Functional annotation of livestock genomes is not only important for advancements in precision breeding and agronomics, but also to better understand genome evolution and human disease. To this end, the international FAANG (Functional Annotation of ANimal Genomes) initiative was launched in 2016 [1]. The European GENE-SWitCH (GS) project [2], a key part of FAANG, aims at delivering new underpinning knowledge on the functional genomes of two economically important monogastric farm species, chicken and pig, with the goal of rapid translation into the poultry and pig sectors.
Toward its first aim, the GS project has sampled 7 tissues (liver, kidney, ileum, lung, heart, skin and cerebellum) from 4 animals across 3 developmental stages (early and late embryogenesis, and newborn) in both chicken and pig. The project applied various sequencing assays to identify reliable transcripts, genes, regulatory elements and their relationships during development.
Using state-of-the-art pipelines, including our TAGADA (Transcripts And Genes Assembly, Deconvolution, and Analysis) pipeline [3], with stringent data filtering and Quality Controls, we produced extensive annotations of both short and long RNAs of both species during development, with ~34k long and ~119k short transcripts for chicken, and ~47k and ~49k for pig. We explored this transcript repertoire by characterizing several features of either long or short RNAs, like alternative splicing, functional potential, chimeric transcripts and short RNA classes. In particular, we show that our novel gene annotations of chicken and pig are richer than the ones provided by generic platforms such as Ensembl or RefSeq, since it also includes overlooked transcripts classes, such as long non-coding RNAs that account for a majority of newly annotated transcripts, or chimeric transcripts supported by ChimPipe [4], a chimera specific tool, and also many more transcript isoforms of known genes. Our small gene annotations, that we obtained using the shortstack tool [5], were composed of genes of known biotypes (miRNA, tRNA, snoRNA, snRNA, rRNA, scaRNA), but also a majority of genes of unknown biotype or that overlapped exons of long genes.
We explored the dynamic transcriptome landscape of chicken and pig during development based on the analysis of long and small RNA sequencing data, and will detail how gene expression changes between developmental stages (the so-called “gene switches”). Comparative analysis of gene expression revealed that a vast majority of both coding and non-coding genes were differentially expressed between developmental stages in at least one of the seven tissues. In addition, differential expression patterns of small and long genes were often similar, potentially highlighting either long RNA degradation products or micro RNA product / precursor relationships. Principal component analysis based on the expression of both long and small genes in the eighty four samples of the two species revealed distinct expression patterns for brain and liver compared to the other tissues.
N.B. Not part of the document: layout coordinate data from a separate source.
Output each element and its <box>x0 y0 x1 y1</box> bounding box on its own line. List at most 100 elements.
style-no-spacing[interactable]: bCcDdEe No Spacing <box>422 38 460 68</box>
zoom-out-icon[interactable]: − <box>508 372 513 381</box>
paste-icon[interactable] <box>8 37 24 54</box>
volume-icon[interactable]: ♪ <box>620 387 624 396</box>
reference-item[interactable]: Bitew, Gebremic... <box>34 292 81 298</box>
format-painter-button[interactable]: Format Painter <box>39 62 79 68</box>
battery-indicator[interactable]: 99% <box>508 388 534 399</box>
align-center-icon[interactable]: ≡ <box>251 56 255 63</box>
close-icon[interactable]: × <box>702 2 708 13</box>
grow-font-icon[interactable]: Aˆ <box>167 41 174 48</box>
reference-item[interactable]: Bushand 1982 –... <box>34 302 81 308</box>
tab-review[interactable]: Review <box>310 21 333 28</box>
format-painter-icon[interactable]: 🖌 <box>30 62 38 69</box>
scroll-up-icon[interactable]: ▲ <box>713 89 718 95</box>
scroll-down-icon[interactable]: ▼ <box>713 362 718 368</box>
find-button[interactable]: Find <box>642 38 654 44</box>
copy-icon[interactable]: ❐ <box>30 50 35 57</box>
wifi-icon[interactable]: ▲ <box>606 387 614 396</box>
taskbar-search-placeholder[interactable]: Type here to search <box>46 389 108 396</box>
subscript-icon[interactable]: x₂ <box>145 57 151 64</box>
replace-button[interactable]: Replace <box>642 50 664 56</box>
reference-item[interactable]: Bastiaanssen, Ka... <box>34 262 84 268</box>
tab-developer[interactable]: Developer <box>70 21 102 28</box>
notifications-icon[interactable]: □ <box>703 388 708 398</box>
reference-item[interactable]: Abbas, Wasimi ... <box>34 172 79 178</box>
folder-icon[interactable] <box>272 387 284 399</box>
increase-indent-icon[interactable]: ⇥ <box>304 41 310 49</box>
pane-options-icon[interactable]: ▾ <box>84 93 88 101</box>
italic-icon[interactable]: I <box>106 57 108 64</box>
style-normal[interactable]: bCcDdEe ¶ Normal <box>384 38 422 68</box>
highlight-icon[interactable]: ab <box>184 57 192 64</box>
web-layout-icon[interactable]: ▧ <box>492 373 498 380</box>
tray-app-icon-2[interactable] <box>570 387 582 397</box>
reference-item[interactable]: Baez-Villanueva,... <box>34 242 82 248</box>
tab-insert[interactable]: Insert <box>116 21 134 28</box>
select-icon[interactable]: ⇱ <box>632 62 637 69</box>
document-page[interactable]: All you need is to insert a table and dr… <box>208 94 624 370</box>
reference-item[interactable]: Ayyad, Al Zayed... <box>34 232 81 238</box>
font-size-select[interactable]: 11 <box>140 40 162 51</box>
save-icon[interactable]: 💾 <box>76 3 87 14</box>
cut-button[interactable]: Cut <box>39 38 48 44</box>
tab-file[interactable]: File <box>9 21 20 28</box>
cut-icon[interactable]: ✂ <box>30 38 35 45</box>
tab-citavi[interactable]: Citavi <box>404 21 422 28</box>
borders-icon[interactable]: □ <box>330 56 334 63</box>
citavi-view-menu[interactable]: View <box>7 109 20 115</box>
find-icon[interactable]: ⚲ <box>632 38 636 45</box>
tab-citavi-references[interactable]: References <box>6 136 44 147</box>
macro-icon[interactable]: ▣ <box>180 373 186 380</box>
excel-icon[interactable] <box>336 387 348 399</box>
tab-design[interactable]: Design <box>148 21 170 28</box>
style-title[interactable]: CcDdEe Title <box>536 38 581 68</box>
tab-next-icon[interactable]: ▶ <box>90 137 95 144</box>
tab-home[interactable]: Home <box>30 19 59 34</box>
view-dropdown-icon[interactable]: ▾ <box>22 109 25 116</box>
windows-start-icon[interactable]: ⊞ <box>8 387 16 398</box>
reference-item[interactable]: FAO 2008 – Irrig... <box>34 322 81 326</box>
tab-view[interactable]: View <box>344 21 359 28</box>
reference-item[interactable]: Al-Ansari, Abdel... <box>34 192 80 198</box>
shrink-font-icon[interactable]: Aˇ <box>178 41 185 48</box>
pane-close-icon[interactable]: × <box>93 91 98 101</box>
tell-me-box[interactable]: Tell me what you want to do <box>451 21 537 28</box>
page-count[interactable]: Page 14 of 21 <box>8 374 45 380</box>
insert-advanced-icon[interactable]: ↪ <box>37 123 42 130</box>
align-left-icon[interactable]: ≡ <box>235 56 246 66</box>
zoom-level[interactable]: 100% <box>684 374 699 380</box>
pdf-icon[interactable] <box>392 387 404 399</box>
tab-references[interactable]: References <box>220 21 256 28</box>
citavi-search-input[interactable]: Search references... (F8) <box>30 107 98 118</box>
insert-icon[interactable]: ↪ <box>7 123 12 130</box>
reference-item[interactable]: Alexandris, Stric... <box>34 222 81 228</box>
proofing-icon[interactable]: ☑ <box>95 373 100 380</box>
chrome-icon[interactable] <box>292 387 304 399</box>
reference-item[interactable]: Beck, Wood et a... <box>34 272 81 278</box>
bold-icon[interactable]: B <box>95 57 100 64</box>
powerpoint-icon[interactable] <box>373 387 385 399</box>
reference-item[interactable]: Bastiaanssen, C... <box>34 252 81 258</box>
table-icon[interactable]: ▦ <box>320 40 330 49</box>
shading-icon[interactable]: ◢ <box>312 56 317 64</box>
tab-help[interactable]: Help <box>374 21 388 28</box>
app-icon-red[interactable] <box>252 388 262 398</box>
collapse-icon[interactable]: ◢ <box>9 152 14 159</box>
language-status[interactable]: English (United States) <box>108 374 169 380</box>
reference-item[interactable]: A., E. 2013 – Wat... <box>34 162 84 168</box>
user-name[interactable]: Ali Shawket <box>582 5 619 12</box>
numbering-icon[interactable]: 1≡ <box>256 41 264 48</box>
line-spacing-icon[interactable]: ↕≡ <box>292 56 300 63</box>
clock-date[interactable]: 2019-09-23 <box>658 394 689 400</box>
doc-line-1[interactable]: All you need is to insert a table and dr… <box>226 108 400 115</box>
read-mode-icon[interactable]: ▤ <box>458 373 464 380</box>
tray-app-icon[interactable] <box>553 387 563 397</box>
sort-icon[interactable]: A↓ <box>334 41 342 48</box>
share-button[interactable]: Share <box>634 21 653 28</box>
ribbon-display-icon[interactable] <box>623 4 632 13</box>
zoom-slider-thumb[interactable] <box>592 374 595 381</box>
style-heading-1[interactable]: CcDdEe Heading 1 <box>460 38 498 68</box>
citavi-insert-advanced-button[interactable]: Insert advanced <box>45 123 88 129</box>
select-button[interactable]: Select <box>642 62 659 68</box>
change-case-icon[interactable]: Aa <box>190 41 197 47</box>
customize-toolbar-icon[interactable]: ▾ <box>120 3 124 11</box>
Finally using an in-house pipeline that we previously benchmarked [3], we identified gene orthology relationships between chicken and pig, both for coding and long non-coding genes, including an increasing number of known coding relationships for increasingly recent Ensembl gene annotations. These results provide new insight into genome organization and regulation during pig and chicken development.
References
[1] Tuggle CK, Giuffra E, White SN, Clarke L, Zhou H, Ross PJ, Acloque H, Reecy JM, Archibald A, Bellone RR, Boichard M. GO‐FAANG meeting: a gathering on functional annotation of an imal genomes. Animal Genetics. 2016 Oct;47(5):528-33.
[2] https://www.gene-switch.eu/
[3] Kurylo C, Guyomar C, Foissac S, Djebali S. TAGADA: a scalable pipeline to improve genome annotations with RNA-seq data. NAR Genomics and Bioinformatics. 2023 Dec 1;5(4):lqad089.
[4] Rodríguez-Martín B, Palumbo E, Marco-Sola S, Griebel T, Ribeca P, Alonso G, Rastrojo A, Aguado B, Guigó R, Djebali S. ChimPipe: accurate detection of fusion genes and transcription-induced chimeras from RNA-seq data. BMC genomics. 2017 Jan 3;18(1):7.
[5] Axtell MJ. ShortStack: comprehensive annotation and quantification of small RNA genes. Rna. 2013 Jun 1;19(6):740-51.